The Kansas City Public School District is asking the state of Missouri to grant accreditation to its schools on a temporary basis rather than wait until fall for a process of re-accreditation.
The reason? At least 18 students are asking to be transferred out of the unaccredited district under the conditions of a Missouri law that allows students to transfer to nearby accredited districts with tuition paid by the unaccredited district. Kansas City school officials say just 24 of the district’s nearly 16,000 students applied to transfer during the school year that starts Aug. 11, according to TV station Fox4KC .
Joe Robertson, reporting for The Kansas City Star, says that Steve Green, superintendent of Kansas City Public Schools has stated that any students who transfer would return to their home schools after one year because he is confident that Kansas City will earn its provisional accreditation from the state board this fall and end the transfer law issue.
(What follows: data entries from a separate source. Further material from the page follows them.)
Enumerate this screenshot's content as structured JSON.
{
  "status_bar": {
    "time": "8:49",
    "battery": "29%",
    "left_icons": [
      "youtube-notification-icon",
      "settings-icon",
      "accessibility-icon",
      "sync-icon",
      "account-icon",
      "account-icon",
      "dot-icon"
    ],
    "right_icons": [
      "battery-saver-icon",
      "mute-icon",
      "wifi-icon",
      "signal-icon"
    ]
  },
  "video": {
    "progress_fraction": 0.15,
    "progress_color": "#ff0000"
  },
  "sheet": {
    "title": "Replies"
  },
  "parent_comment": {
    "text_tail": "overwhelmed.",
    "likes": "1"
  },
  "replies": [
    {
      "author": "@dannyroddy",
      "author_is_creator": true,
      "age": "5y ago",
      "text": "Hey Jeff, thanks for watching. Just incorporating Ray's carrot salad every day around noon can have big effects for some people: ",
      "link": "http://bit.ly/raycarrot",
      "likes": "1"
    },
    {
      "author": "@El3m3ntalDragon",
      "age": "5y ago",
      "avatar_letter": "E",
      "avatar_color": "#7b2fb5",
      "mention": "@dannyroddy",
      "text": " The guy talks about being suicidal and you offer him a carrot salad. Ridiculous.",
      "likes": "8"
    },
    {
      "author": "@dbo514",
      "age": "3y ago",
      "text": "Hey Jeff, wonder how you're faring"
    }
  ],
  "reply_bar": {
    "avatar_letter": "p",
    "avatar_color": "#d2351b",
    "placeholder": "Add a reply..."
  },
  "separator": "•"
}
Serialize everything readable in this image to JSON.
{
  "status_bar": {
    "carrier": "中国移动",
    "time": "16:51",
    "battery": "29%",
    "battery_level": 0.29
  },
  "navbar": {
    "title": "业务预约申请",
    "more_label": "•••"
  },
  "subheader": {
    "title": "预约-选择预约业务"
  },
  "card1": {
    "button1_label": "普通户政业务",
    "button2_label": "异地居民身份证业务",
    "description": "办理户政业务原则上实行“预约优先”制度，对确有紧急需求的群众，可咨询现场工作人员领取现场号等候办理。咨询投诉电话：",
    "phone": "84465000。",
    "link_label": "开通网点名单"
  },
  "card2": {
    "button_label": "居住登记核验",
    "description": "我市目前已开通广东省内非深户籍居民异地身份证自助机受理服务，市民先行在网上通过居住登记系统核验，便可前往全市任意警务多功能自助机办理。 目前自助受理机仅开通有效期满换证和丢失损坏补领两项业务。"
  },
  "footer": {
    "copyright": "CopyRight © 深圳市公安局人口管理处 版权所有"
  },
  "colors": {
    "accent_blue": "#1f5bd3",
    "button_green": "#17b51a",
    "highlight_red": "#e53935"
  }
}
The dilemma is complicated. During the last school year, about 2,000 children took advantage of this law, to the concern of the schools to which they transferred. The state has recommended that tuition rates to the accredited schools be lowered to help with the financial strain that has been one of the primary reasons the unaccredited schools have been so crippled.
The below-minimum scores that created this situation have potentially moved up now, to the provisional level, but the scores will not be published until after this school year has already begun. Kansas City has a pending lawsuit against the school board concerning the transfer law. The district has offered to drop the lawsuit if the board will grant provisional status.
KCTV5 reports that the state board has said that it needs time to review the testing data before it can hand down a decision on the provisional accreditation.
“We’re waiting for the facts, not for what somebody would like to have be the case,” said Peter Herschend, president of the state board. Herschend was on the state board when the Kansas City district lost and then regained accreditation nearly 15 years ago.
Education Commissioner Chris Nicastro concurred. She said state officials must “get all the sufficient data about last year’s performance,” and then have district officials verify the data.
“Nobody has the numbers finished yet. All they have are very, very rough estimates,” he said. “We’d be delighted if Kansas City’s numbers came in and they were fully accredited. And the reason we would be is that the kids would be getting a better education.”
Lewis Diuguid, writing for The Kansas City Star, adds another condition to the list of factors effecting Kansas City schools. That condition is the number of students in public schools who are living at or below poverty levels.
Diuguid writes that the Southern Education Foundation reported that the majority of students in Southern schools, since 2005, live in low-income households. Now, for the first time in modern history, the majority of pre-kindergarten through 12th grade public school children in the West are also low-income students.